This cake is a real beauty covered with soft icing. You may substitute sherry for vanilla if you choose.
INGREDIENTS (for 1 servings):
- 1 cup butter, softened
- 1 1/4 cups white sugar
- 1 1/2 teaspoons vanilla extract
- 3 cups all-purpose flour
- 1 tablespoon baking powder
- 1/2 teaspoon salt
- 1 cup milk
- 6 egg whites
- 1/2 cup white sugar
- 1 recipe Lady Baltimore Frosting
- 1/2 cup raisins, coarsely chopped
- 1/3 cup chopped pecans
- 1/3 cup chopped candied cherries
- 2 teaspoons vanilla extract
Preheat oven to 350 degrees F (175 degrees C). Grease and flour three 9 inch round layer pans.
In a large bowl, cream butter or margarine, 1 1/4 cups sugar and 1 1/2 teaspoons vanilla together well. Beat until light and fluffy.
Stir flour, baking powder, and salt together in another bowl. Add flour mixture to butter mixture in 3 parts alternating with milk in 2 parts, beginning and ending with flour.
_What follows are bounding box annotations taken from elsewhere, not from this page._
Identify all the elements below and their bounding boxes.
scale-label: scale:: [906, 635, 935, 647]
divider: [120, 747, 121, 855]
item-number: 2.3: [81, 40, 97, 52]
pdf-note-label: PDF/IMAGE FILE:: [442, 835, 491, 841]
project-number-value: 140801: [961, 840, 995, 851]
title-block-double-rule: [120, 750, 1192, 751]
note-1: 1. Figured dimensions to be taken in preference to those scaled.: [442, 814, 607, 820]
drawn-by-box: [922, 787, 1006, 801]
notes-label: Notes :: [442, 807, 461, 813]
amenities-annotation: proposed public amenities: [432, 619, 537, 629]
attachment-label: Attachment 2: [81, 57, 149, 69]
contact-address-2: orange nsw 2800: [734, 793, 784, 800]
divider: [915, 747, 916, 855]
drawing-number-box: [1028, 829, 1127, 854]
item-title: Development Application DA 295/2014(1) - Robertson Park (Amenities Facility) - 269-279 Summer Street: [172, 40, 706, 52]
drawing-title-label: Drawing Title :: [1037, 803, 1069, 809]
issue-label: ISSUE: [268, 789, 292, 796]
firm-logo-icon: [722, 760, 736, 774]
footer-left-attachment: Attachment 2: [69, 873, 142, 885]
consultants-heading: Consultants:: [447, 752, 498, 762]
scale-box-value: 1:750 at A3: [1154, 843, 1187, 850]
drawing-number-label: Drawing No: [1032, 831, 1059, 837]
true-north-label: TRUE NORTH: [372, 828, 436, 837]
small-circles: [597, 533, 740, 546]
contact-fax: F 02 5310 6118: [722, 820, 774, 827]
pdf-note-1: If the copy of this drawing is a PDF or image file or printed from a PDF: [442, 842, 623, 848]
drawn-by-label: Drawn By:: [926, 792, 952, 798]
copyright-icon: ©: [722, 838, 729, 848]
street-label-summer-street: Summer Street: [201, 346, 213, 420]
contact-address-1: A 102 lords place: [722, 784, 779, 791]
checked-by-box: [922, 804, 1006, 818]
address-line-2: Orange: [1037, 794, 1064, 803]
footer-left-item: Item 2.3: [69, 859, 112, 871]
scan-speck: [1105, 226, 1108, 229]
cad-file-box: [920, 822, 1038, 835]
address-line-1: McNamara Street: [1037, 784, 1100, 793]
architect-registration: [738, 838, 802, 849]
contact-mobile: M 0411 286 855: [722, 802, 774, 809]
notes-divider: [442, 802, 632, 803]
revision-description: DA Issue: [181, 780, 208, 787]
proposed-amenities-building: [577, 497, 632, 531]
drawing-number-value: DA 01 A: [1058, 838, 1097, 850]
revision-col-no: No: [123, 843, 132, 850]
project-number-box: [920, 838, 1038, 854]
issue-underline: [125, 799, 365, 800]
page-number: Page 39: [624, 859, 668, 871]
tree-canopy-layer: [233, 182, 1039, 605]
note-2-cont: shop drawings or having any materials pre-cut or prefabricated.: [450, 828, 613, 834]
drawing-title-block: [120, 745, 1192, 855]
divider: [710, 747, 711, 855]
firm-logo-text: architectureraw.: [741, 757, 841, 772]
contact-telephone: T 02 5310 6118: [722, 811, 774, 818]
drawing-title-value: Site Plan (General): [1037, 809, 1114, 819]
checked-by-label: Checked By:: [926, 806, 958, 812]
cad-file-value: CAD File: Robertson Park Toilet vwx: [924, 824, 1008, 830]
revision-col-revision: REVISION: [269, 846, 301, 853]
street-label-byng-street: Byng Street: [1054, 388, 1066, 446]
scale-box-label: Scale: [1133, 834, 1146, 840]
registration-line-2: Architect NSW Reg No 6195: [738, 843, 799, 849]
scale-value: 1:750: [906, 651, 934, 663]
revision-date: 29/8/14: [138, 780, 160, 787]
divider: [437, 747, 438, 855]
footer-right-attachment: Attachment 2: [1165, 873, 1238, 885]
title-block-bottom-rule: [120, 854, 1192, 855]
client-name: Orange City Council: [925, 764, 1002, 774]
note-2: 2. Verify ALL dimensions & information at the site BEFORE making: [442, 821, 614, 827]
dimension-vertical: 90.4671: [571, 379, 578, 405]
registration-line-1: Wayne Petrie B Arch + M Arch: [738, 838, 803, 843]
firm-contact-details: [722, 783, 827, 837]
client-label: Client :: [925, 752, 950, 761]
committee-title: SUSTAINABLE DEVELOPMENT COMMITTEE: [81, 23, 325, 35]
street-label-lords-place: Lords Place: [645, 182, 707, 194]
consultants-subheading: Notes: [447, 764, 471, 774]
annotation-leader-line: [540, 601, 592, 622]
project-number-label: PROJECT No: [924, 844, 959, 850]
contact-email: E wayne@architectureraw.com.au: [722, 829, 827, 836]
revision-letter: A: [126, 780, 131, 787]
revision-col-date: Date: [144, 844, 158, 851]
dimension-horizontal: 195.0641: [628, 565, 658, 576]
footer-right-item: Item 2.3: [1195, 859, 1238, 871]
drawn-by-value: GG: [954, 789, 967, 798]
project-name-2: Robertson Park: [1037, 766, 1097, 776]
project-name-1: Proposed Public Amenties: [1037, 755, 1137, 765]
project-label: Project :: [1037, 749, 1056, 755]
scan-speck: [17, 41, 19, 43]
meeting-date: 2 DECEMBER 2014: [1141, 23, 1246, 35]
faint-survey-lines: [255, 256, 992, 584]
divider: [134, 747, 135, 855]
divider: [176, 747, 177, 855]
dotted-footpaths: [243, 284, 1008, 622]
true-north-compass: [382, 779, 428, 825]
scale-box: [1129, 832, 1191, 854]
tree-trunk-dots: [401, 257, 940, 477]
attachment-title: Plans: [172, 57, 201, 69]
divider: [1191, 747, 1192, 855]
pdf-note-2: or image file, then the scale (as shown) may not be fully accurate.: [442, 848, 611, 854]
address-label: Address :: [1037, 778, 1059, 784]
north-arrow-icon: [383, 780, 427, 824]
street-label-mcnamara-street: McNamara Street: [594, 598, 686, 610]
Using clean beaters, beat egg whites in mixing bowl until soft peaks form. Add 1/2 cup sugar gradually while beating until stiff. Fold whipped egg whites into batter. Pour into prepared pans.
Bake for 25 to 30 minutes, until an inserted wooden pick comes out clean. Cool.
To Make Filling: Stir 2 cups Lady Baltimore Frosting, raisins, nuts, cherries, and 2 teaspoons vanilla or sherry all together. Use as filling to spread between layers. Spread remaining frosting on tops and sides of cake.